Late 20th century developments

Low level station


Services through the Low Level station were withdrawn on 3 October 1964, said to be due to competition with the tram. However, the trams had been withdrawn by 1962, so this may be a contradiction of the "Beeching Axe".


In 1979 part of the low level line was electrified and the Low Level station was re-opened as the Argyle Line of the Glasgow suburban railway network. It consists of a single island platform, numbered as platforms 14 & 15.

Initially services were provided by Class 303 and Class 314 units. The latter units were built specifically for this service. Following the withdrawal of the Class 303 units, the service is, as of 2007, provided by Class 318 and Class 334 "Juniper" units.

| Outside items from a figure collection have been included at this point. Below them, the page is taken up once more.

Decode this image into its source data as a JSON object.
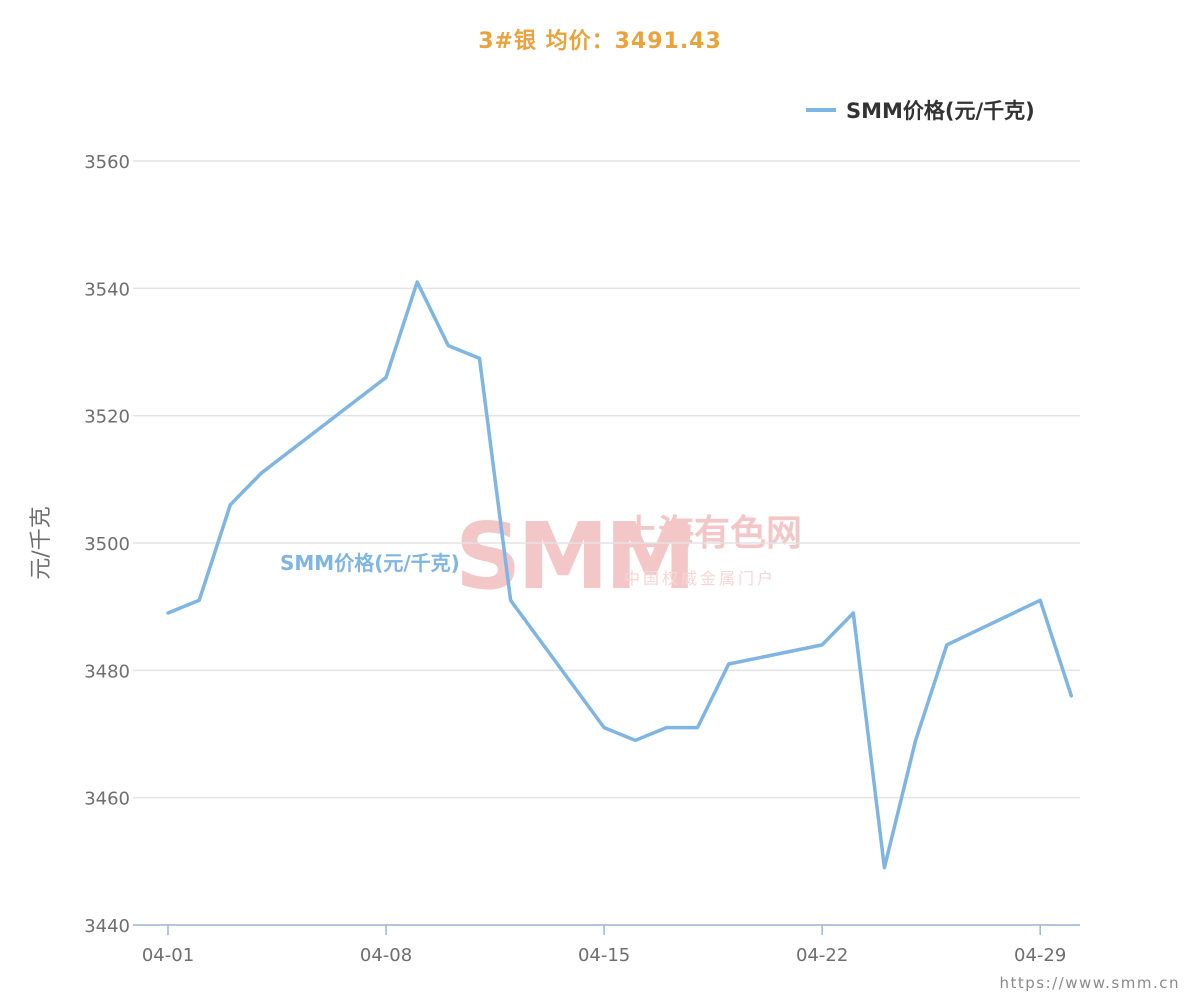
{
  "chart_data": {
    "type": "line",
    "title": "3#银 均价：3491.43",
    "ylabel": "元/千克",
    "ylim": [
      3440,
      3560
    ],
    "yticks": [
      3440,
      3460,
      3480,
      3500,
      3520,
      3540,
      3560
    ],
    "x_range": [
      "04-01",
      "04-30"
    ],
    "xtick_labels": [
      "04-01",
      "04-08",
      "04-15",
      "04-22",
      "04-29"
    ],
    "grid": true,
    "legend_position": "top-right",
    "series": [
      {
        "name": "SMM价格(元/千克)",
        "color": "#7eb5e2",
        "x": [
          "04-01",
          "04-02",
          "04-03",
          "04-04",
          "04-08",
          "04-09",
          "04-10",
          "04-11",
          "04-12",
          "04-15",
          "04-16",
          "04-17",
          "04-18",
          "04-19",
          "04-22",
          "04-23",
          "04-24",
          "04-25",
          "04-26",
          "04-29",
          "04-30"
        ],
        "values": [
          3489,
          3491,
          3506,
          3511,
          3526,
          3541,
          3531,
          3529,
          3491,
          3471,
          3469,
          3471,
          3471,
          3481,
          3484,
          3489,
          3449,
          3469,
          3484,
          3491,
          3476
        ]
      }
    ],
    "annotations": [
      {
        "text": "SMM价格(元/千克)"
      }
    ]
  },
  "watermark": {
    "logo": "SMM",
    "name": "上海有色网",
    "tagline": "中国权威金属门户"
  },
  "footer": {
    "url": "https://www.smm.cn"
  }
}
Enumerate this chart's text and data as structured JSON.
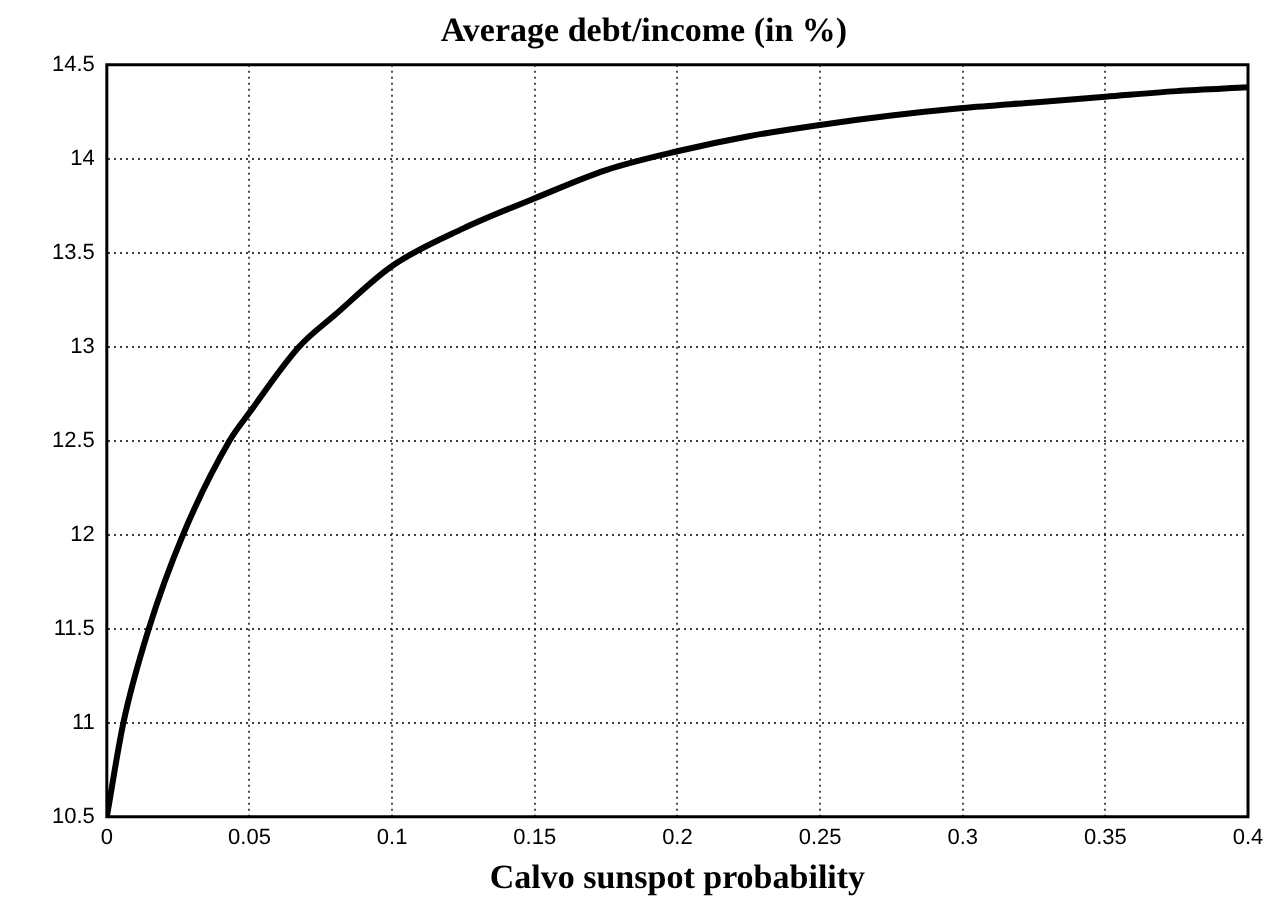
{
  "chart_data": {
    "type": "line",
    "title": "Average debt/income (in %)",
    "xlabel": "Calvo sunspot probability",
    "x": [
      0,
      0.0058,
      0.0147,
      0.0267,
      0.043,
      0.05,
      0.0674,
      0.08,
      0.1,
      0.125,
      0.15,
      0.175,
      0.2,
      0.225,
      0.25,
      0.275,
      0.3,
      0.325,
      0.35,
      0.375,
      0.4
    ],
    "series": [
      {
        "color": "#000000",
        "values": [
          10.5,
          11,
          11.5,
          12,
          12.5,
          12.65,
          13,
          13.17,
          13.43,
          13.63,
          13.79,
          13.94,
          14.04,
          14.12,
          14.18,
          14.23,
          14.27,
          14.3,
          14.33,
          14.36,
          14.38
        ]
      }
    ],
    "xlim": [
      0,
      0.4
    ],
    "xticks": [
      0,
      0.05,
      0.1,
      0.15,
      0.2,
      0.25,
      0.3,
      0.35,
      0.4
    ],
    "ylim": [
      10.5,
      14.5
    ],
    "yticks": [
      10.5,
      11,
      11.5,
      12,
      12.5,
      13,
      13.5,
      14,
      14.5
    ],
    "grid": true,
    "legend": false,
    "marker": "none",
    "line_style": "solid"
  }
}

Class 320 units were intended to be used on the route, but the narrow tunnels made this proposal impossible, and these units are restricted to the North Clyde Line.

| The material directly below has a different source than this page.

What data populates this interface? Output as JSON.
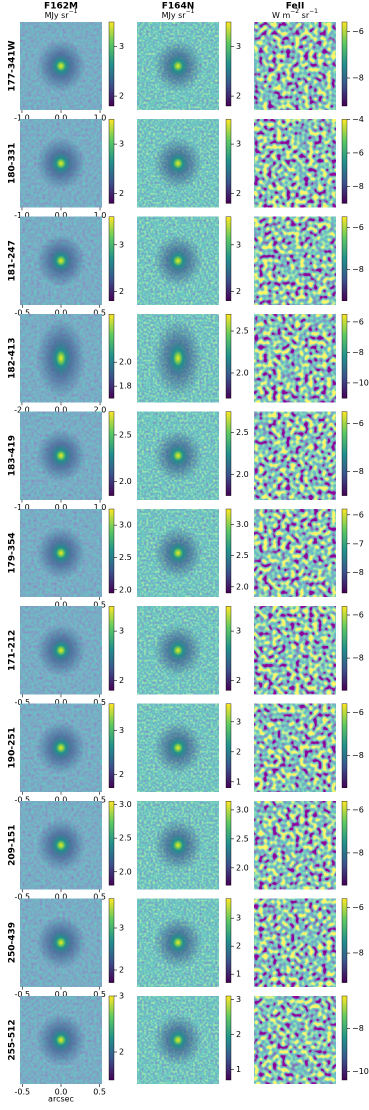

Further details of services can be found in the Argyle Line article.

Flooding of the Low Level line

Over the Christmas festive period of 1994, on 11 December, torrential rain caused the River Kelvin to burst its banks at the closed Kelvinbridge station, with the water making its way through the disused tunnels to Exhibition Centre and the Low Level station, which was completely submerged by the resultant flash flood. It was closed for many months while repairs were made.

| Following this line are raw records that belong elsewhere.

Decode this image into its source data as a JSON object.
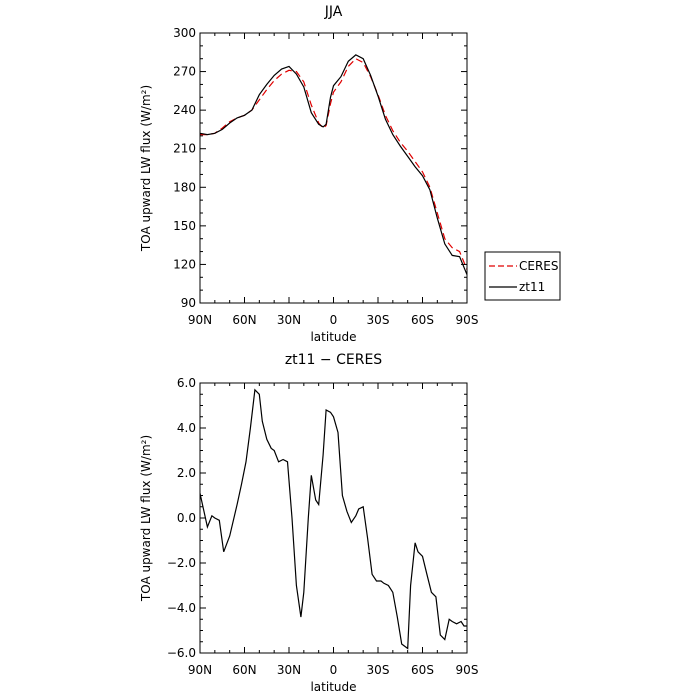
{
  "chart_data": [
    {
      "type": "line",
      "title": "JJA",
      "xlabel": "latitude",
      "ylabel": "TOA upward LW flux (W/m²)",
      "xlim": [
        90,
        -90
      ],
      "ylim": [
        90,
        300
      ],
      "xticks": [
        90,
        60,
        30,
        0,
        -30,
        -60,
        -90
      ],
      "xtick_labels": [
        "90N",
        "60N",
        "30N",
        "0",
        "30S",
        "60S",
        "90S"
      ],
      "yticks": [
        90,
        120,
        150,
        180,
        210,
        240,
        270,
        300
      ],
      "ytick_labels": [
        "90",
        "120",
        "150",
        "180",
        "210",
        "240",
        "270",
        "300"
      ],
      "grid": false,
      "legend": "right",
      "series": [
        {
          "name": "CERES",
          "color": "#e00000",
          "dash": "dashed",
          "x": [
            90,
            85,
            80,
            75,
            70,
            65,
            60,
            55,
            50,
            45,
            40,
            35,
            30,
            25,
            20,
            15,
            10,
            7,
            5,
            2,
            0,
            -5,
            -10,
            -15,
            -20,
            -25,
            -30,
            -35,
            -40,
            -45,
            -50,
            -55,
            -60,
            -65,
            -70,
            -75,
            -80,
            -85,
            -90
          ],
          "values": [
            221,
            221,
            222,
            226,
            231,
            234,
            236,
            240,
            248,
            256,
            263,
            268,
            271,
            270,
            262,
            244,
            230,
            226,
            228,
            245,
            254,
            262,
            274,
            280,
            277,
            266,
            252,
            236,
            224,
            215,
            208,
            200,
            192,
            180,
            160,
            140,
            133,
            130,
            116
          ]
        },
        {
          "name": "zt11",
          "color": "#000000",
          "dash": "solid",
          "x": [
            90,
            85,
            80,
            75,
            70,
            65,
            60,
            55,
            50,
            45,
            40,
            35,
            30,
            25,
            20,
            15,
            10,
            7,
            5,
            2,
            0,
            -5,
            -10,
            -15,
            -20,
            -25,
            -30,
            -35,
            -40,
            -45,
            -50,
            -55,
            -60,
            -65,
            -70,
            -75,
            -80,
            -85,
            -90
          ],
          "values": [
            222,
            221,
            222,
            225,
            230,
            234,
            236,
            240,
            252,
            260,
            267,
            272,
            274,
            268,
            258,
            238,
            229,
            227,
            229,
            250,
            259,
            266,
            278,
            283,
            280,
            267,
            251,
            233,
            221,
            212,
            204,
            196,
            189,
            178,
            156,
            136,
            127,
            126,
            112
          ]
        }
      ]
    },
    {
      "type": "line",
      "title": "zt11 − CERES",
      "xlabel": "latitude",
      "ylabel": "TOA upward LW flux (W/m²)",
      "xlim": [
        90,
        -90
      ],
      "ylim": [
        -6,
        6
      ],
      "xticks": [
        90,
        60,
        30,
        0,
        -30,
        -60,
        -90
      ],
      "xtick_labels": [
        "90N",
        "60N",
        "30N",
        "0",
        "30S",
        "60S",
        "90S"
      ],
      "yticks": [
        -6,
        -4,
        -2,
        0,
        2,
        4,
        6
      ],
      "ytick_labels": [
        "−6.0",
        "−4.0",
        "−2.0",
        "0.0",
        "2.0",
        "4.0",
        "6.0"
      ],
      "grid": false,
      "series": [
        {
          "color": "#000000",
          "dash": "solid",
          "x": [
            90,
            85,
            82,
            80,
            77,
            74,
            70,
            65,
            62,
            59,
            56,
            53,
            50,
            48,
            45,
            42,
            40,
            37,
            34,
            31,
            28,
            25,
            22,
            20,
            17,
            15,
            12,
            10,
            7,
            5,
            2,
            0,
            -3,
            -6,
            -9,
            -12,
            -15,
            -17,
            -20,
            -23,
            -26,
            -29,
            -32,
            -34,
            -37,
            -40,
            -43,
            -46,
            -50,
            -52,
            -55,
            -57,
            -60,
            -63,
            -66,
            -69,
            -72,
            -75,
            -78,
            -80,
            -83,
            -86,
            -88,
            -90
          ],
          "values": [
            1.1,
            -0.4,
            0.1,
            0.0,
            -0.1,
            -1.5,
            -0.8,
            0.6,
            1.5,
            2.5,
            4.0,
            5.7,
            5.5,
            4.3,
            3.5,
            3.1,
            3.0,
            2.5,
            2.6,
            2.5,
            0.0,
            -3.0,
            -4.4,
            -3.3,
            0.0,
            1.9,
            0.8,
            0.6,
            2.8,
            4.8,
            4.7,
            4.5,
            3.8,
            1.0,
            0.3,
            -0.2,
            0.1,
            0.4,
            0.5,
            -0.9,
            -2.5,
            -2.8,
            -2.8,
            -2.9,
            -3.0,
            -3.3,
            -4.4,
            -5.6,
            -5.8,
            -3.0,
            -1.1,
            -1.5,
            -1.7,
            -2.5,
            -3.3,
            -3.5,
            -5.2,
            -5.4,
            -4.5,
            -4.6,
            -4.7,
            -4.6,
            -4.8,
            -4.8
          ]
        }
      ]
    }
  ]
}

In August 2002, torrential rain flooded out the low-level stations from Dalmarnock through to Exhibition Centre for a number of weeks. Most services were routed to the High Level platforms, or to Queen Street station. Incidentally, the 2002 Glasgow floods had a number of other effects, infamously causing a cryptospiridium outbreak in Glasgow's water supply.

1980s redevelopment

The high-level station's facilities were substantially redeveloped in the mid 1980s. The old ticket office / train information building was replaced by an all-new Travel Centre in 1985 adjacent to the Gordon Street entrance, and by 1986 a massive electro-mechanical destination board at the end of the platforms, with a smaller repeater board at the western side of the concourse, had replaced the archaic manually operated train-information boards. The old booking office / train information building was retained and redeveloped into shops, eateries and an upstairs bar/restaurant, and the station was re-floored in marble.

1998–2005 refurbishment

In 1998, a five-year renovation programme was initiated by Railtrack, which saw the station completely re-roofed and internally refurbished. The 1980s vintage mechanical destination boards were replaced with modern LED-style information signage. The final improvement, the upgrading of the upstairs restaurant area, was completed in 2005.

Train operating companies

Five train-operating companies operate trains to and from this station:

A taxi rank is to the north of the station, while buses operate from the adjacent streets. St Enoch and Buchanan Street Subway stations are within a few minutes' walk of the station.

SPT operate a bus service to Glasgow Queen Street and the Buchanan bus station; this bus is numbered 398.

Future schemes

In order to accommodate the proposed Glasgow Airport Rail Link, scheduled to open in 2011, an extended Platform 11a will be created by demolishing the present platform-level car park and passenger drop-off area. There are no plans to replace indoor parking or passenger drop-off within Central station. The existing multi-storey parking facility on Oswald Street and on-street parking surrounding Central station will remain, with passenger drop-off also moving to surrounding streets.